Vom Konzept zum finalen Produkt in rund anderthalb Jahren: Lenovo zeigt auf der CES die Serienversion des ThinkBook Plus Gen 7 Auto Twist, dessen Bildschirm an einem motorisierten Scharnier befestigt ist, sodass es sich öffnen, schließen und drehen kann. Zumindest zur Messe gehört dazu auch eine Begrüßung mit kurzer Tanzeinlage.

Zur IFA noch ein Proof of Concept

Nach der ersten Vorstellung als „Proof of Concept“ zur IFA im September 2024 hat Lenovo das damals noch „Auto Twist AI PC“ genannte Notebook jetzt als ThinkBook Plus Gen 7 Auto Twist zur Serienreife entwickelt. Es soll im Juni dieses Jahres zum „geschätzten Startpreis“ von 1.399 Euro in Deutschland auf den Markt kommen.

Motorisiertes Drehgelenk für verschiedene Modi

Highlight des Notebooks ist der 14 Zoll große OLED-Bildschirm mit 2.880 × 1.800 Pixeln, 120 Hz, 500 nits und Touch-Unterstützung. Es ist allerdings weniger das Display selbst, sondern das motorisierte Doppel-Drehgelenk, mit dem sich das ThinkBook Plus Gen 7 Auto Twist von der Masse abhebt. Im Vergleich zum damaligen Konzept hat Lenovo einen schnelleren und leiseren Motor verbaut, sodass der Start respektive Wechsel zum Notebook-, Tablet- oder Sharing-Modus weniger Zeit benötigt. Die unterschiedlichen Modi sind über entsprechende Sprachbefehle erreichbar.

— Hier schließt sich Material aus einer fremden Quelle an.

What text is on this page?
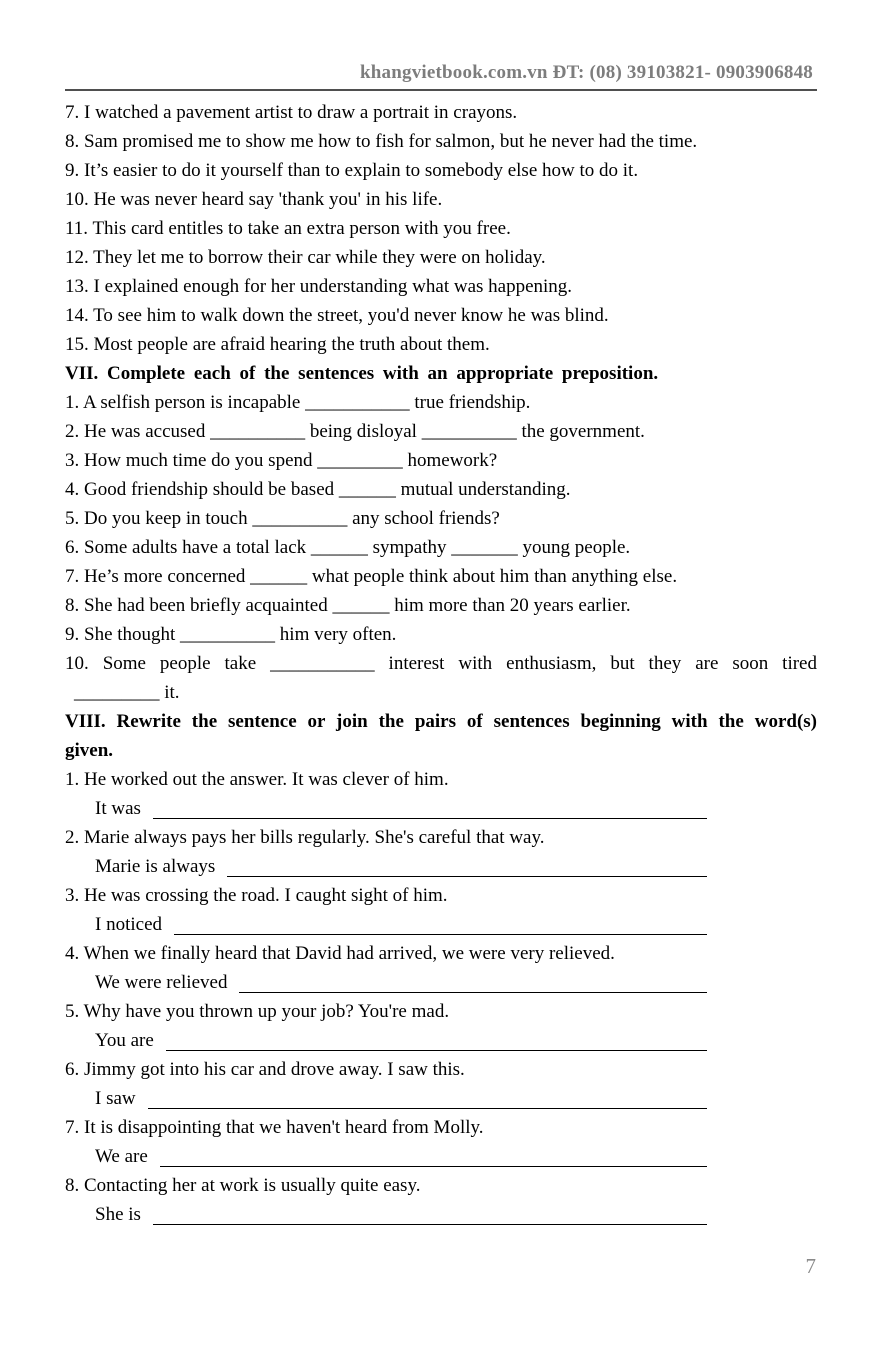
khangvietbook.com.vn ĐT: (08) 39103821- 0903906848
7. I watched a pavement artist to draw a portrait in crayons.
8. Sam promised me to show me how to fish for salmon, but he never had the time.
9. It’s easier to do it yourself than to explain to somebody else how to do it.
10. He was never heard say 'thank you' in his life.
11. This card entitles to take an extra person with you free.
12. They let me to borrow their car while they were on holiday.
13. I explained enough for her understanding what was happening.
14. To see him to walk down the street, you'd never know he was blind.
15. Most people are afraid hearing the truth about them.
VII. Complete each of the sentences with an appropriate preposition.
1. A selfish person is incapable ___________ true friendship.
2. He was accused __________ being disloyal __________ the government.
3. How much time do you spend _________ homework?
4. Good friendship should be based ______ mutual understanding.
5. Do you keep in touch __________ any school friends?
6. Some adults have a total lack ______ sympathy _______ young people.
7. He’s more concerned ______ what people think about him than anything else.
8. She had been briefly acquainted ______ him more than 20 years earlier.
9. She thought __________ him very often.
10. Some people take ___________ interest with enthusiasm, but they are soon tired
_________ it.
VIII. Rewrite the sentence or join the pairs of sentences beginning with the word(s)
given.
1. He worked out the answer. It was clever of him.
It was
2. Marie always pays her bills regularly. She's careful that way.
Marie is always
3. He was crossing the road. I caught sight of him.
I noticed
4. When we finally heard that David had arrived, we were very relieved.
We were relieved
5. Why have you thrown up your job? You're mad.
You are
6. Jimmy got into his car and drove away. I saw this.
I saw
7. It is disappointing that we haven't heard from Molly.
We are
8. Contacting her at work is usually quite easy.
She is
7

GIF Wechsel in den Notebook-Modus

Notebook folgt dem Anwender im Raum

Über den Motor kann das Notebook zum einen zwischen den verschiedenen Modi wechseln, zum anderen kann der Nutzer das Gerät so konfigurieren, dass es dem Anwender über die 10-Megapixel-Webcam im Raum folgt. So sollen zum Beispiel Präsentationen weniger statisch ausfallen, etwa wenn sich der Anwender während eines Vortrags in verschiedene Richtungen und Höhen vor dem Notebook bewegt.

GIF Notebook folgt dem Anwender

Tanzeinlage zur Begrüßung

Speziell für die CES 2026 hat sich Lenovo zudem zwei Gags einfallen lassen: Eine Begrüßung mit Tanzeinlage und die Steuerung des Bildschirms mittels App. Beides sind erst einmal nur Umsetzungen für die Messe, zumindest die Steuerung mittels App könnte bis zum Marktstart im Juni aber noch umgesetzt werden. Lenovo erklärte zudem, dass sich über das Notebook auch ein Haustier wie eine Katze verfolgen ließe, während der Nutzer außer Haus ist. Auch das war allerdings erst einmal nur ein Szenario für den Hands-on-Showcase des Herstellers.

GIF Steuerung mittels App

Intel Panther Lake bildet die Basis

Abseits des speziellen Bildschirms ist das ThinkBook Plus Gen 7 Auto Twist ein ganz normales Notebook auf Basis von Intel Panther Lake. Die exakten Prozessormodelle, die Lenovo in dem Notebook anbieten wird, wurden zur Messe noch nicht genannt. Zur Auswahl werden aber bis zu 32 GB RAM und bis zu 2 TB SSD-Speicher stehen.

Lenovo ThinkBook Plus Gen 7 Auto Twist

ThinkBook Plus Gen 7 Auto Twist (Bild: Lenovo)

In dem 313 × 233 × 16-23,9 mm großen und ab 1,4 kg schweren Chassis bringt Lenovo Anschlüsse für zweimal Thunderbolt 4, zweimal USB-A 3.2 Gen 2 sowie jeweils einmal Audio und HDMI 2.1 unter. Drahtlos wird Wi-Fi 7 geboten. Die Batterie misst 75 Wh und soll das Notebook Lenovo zufolge sicher durch einen gesamten Arbeitstag bringen.